Basic Strategy cards (that can be purchased at a casino gift shop for $1.99) advise the blackjack player of the correct decision – either to hit, stand, split, double-down, surrender – for every possible hand combination.
These instructions are informed by the best expected outcome for each hand combination. Sometimes, expected outcomes for certain hand combinations are extremely poor, irrespective of the option chosen. As a result, many players are tempted to "act on instinct" and deviate from what's referred to as Basic Strategy.
However, unless the player is an advanced card counter, deviating from Basic Strategy is generally a big mistake. Any deviation from the most advantageous (or least disadvantageous) play increases the house’s edge.
For example, one of the more frequent mistakes I see amateurs make is in their approach to ‘player 16 versus dealer 7’. Both expected outcomes are poor: if the player elects to stand on 16, the expected outcome is a loss of $0.475 for every dollar bet; if the player chooses to hit 16, the expected outcome is a loss of $0.415 for every dollar wagered.
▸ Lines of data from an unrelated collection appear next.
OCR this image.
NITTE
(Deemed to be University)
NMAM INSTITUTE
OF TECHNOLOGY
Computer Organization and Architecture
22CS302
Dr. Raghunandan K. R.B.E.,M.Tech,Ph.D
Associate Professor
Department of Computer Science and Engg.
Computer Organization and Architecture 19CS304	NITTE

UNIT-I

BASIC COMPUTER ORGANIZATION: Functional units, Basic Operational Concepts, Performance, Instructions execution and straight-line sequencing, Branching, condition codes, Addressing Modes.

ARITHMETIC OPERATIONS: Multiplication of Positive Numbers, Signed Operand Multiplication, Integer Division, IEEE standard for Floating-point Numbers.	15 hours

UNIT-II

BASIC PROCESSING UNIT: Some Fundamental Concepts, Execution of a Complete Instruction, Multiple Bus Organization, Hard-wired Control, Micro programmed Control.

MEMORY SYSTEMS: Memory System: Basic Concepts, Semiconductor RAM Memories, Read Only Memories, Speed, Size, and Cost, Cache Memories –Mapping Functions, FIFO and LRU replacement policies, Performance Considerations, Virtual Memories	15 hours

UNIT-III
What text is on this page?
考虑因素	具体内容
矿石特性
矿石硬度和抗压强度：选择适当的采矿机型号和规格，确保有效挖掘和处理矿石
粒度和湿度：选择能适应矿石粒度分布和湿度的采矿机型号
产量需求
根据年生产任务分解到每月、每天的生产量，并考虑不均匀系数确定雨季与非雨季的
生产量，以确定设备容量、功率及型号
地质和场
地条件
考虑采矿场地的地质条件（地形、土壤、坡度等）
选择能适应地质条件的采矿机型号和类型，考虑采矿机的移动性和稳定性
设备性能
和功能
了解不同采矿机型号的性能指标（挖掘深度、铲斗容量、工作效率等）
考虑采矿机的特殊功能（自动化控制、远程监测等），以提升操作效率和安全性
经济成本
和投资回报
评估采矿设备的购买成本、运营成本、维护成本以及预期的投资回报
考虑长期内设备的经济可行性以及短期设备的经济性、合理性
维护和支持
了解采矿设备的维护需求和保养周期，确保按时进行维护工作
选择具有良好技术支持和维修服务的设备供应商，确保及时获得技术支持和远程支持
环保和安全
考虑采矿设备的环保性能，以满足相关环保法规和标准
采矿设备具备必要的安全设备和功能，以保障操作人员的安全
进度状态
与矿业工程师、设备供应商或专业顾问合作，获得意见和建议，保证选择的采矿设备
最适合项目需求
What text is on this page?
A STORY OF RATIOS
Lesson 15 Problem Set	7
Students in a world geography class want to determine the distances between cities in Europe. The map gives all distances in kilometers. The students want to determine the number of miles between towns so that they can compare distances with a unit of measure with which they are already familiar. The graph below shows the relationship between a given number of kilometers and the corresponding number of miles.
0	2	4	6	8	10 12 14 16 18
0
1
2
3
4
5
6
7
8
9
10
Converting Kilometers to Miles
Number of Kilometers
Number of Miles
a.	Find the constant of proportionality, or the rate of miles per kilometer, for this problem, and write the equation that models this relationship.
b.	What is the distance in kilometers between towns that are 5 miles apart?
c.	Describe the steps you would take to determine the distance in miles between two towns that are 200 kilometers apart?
Even though each option is likely to produce a loss, the player would be committing a serious error by standing on 16 versus a dealer’s 7, as this option gives away an additional 6% advantage to the house. Put another way, for every $10,000 of notional bets wagered under the ‘player 16 versus dealer 7’ scenario, standing will cost the player an additional $600.
Why is this so? If the player chooses to stand, the only way he or she will win is if the dealer busts – an outcome with a 26.2% likelihood when the dealer is showing a 7. By contrast, there are five cards that will improve the player’s hand (ace, 2, 3, 4, and 5) if he or she hits, an outcome gained 38.5% of the time. Granted, just because the player has improved his hand does not guarantee a win; but with the dealer drawing to 17 approximately 37% of the time (or about three times in eight) with a 7 up, it is easy to see why the expected outcome is 6% better taking a card versus standing.
By contrast, hitting a 16 against the dealer’s 10 does not meaningfully improve the player’s expected outcome (-$0.535 hitting vs. -$0.538 standing) as the dealer will draw to 20 approximately 37% of the time. As such, drawing an ace, 2, or 3 with a 16 does not help the player nearly as much against a dealer’s 10 as compared to a dealer’s 7. That is why, the player should take the surrender option (-$0.500) when offered as it improves his outcome by at least 3.5% versus the other options.
Of course, the house has an edge at all casino games, so it’s important to follow the tenets of Basic Strategy to prevent it from accruing an even greater advantage.